Appeal by the defendant from a judgment of the Supreme Court, Nassau County (Robbins, J.), rendered June 15, 2010, convicting him of robbery in the second degree and assault in the third degree, upon a jury verdict, and imposing sentence. The appeal brings up for review the denial, after a hearing pursuant to a stipulation in lieu of motions, of the suppression of identification evidence.
Ordered that the judgment is affirmed.
The defendant’s challenge to the Supreme Court’s Sandoval ruling (see People v Sandoval, 34 NY2d 371 [1974]) is without merit. The Supreme Court struck an appropriate balance between the probative value of the defendant’s prior crimes on the issue of his credibility and the possible prejudice to the defendant, and the defendant failed to sustain his burden of dem*752onstrating that the prejudicial effect of the evidence of his prior convictions so outweighed its probative worth that its exclusion was warranted (see People v Seymour, 77 AD3d 976, 978-979 [2010]; People v Myron, 28 AD3d 681, 683 [2006], cert denied 549 US 1326 [2007]).

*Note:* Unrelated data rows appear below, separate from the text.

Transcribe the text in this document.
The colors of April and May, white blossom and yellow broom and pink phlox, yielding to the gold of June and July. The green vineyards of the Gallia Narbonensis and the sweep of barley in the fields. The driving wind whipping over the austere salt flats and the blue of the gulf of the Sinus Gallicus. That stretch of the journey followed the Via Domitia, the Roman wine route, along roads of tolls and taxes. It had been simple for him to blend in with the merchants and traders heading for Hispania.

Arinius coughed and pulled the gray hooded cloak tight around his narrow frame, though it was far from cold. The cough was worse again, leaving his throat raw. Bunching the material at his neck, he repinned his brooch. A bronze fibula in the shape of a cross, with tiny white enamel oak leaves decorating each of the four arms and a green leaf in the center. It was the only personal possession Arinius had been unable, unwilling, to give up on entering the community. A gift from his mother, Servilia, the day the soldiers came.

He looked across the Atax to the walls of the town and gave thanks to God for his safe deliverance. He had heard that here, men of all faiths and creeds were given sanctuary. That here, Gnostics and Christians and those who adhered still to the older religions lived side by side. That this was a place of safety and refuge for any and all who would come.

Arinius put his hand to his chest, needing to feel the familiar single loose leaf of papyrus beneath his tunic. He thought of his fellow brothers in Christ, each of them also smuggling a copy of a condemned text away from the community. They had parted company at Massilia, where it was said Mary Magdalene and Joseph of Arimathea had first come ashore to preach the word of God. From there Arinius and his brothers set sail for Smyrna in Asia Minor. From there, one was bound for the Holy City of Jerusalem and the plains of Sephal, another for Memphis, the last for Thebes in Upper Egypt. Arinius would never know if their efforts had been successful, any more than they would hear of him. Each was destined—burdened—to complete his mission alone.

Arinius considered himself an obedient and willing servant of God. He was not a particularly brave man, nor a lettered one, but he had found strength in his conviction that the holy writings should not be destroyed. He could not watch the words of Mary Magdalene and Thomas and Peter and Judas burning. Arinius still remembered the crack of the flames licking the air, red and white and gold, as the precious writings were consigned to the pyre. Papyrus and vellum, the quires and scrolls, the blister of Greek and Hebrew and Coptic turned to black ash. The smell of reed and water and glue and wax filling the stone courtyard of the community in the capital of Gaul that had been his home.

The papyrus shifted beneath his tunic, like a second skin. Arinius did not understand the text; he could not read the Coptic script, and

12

Furthermore, the recording of the complainant’s call to the 911 emergency number was properly admitted into evidence under the present sense impression exception to the hearsay rule, since it contained the caller’s statements concerning his observations of the defendant, made contemporaneously with those observations (see People v Buie, 86 NY2d 501, 508 [1995]; People v Bradley, 73 AD3d 1198, 1198 [2010]; People v Carr, 277 AD2d 246 [2000]). Thus, the admission of the recording did not constitute improper bolstering (see People v Buie, 86 NY2d at 509; People v Bradley, 73 AD3d at 1198-1199). Moreover, contrary to the defendant’s contention, the recording was properly authenticated, and the People established a proper foundation for the admission of the recording into evidence through the complainant’s testimony (see People v Ely, 68 NY2d 520, 527 [1986]; People v Hampton, 64 AD3d 872, 875 [2009]).
The sentence imposed was not excessive (see People v Suitte, 90 AD2d 80 [1982]).
There is no merit to the defendant’s contention, raised in his pro se supplemental brief, that the Supreme Court erred in not suppressing a showup identification and in-court identification by the complainant (see People v Benjamin, 2 AD3d 740, 741 [2003]; People v Bazelias, 220 AD2d 443 [1995]).
The defendant’s remaining contentions raised in his pro se supplemental brief are unpreserved for appellate review and, in any event, without merit. Mastro, A.P.J., Skelos, Florio and Hall, JJ., concur.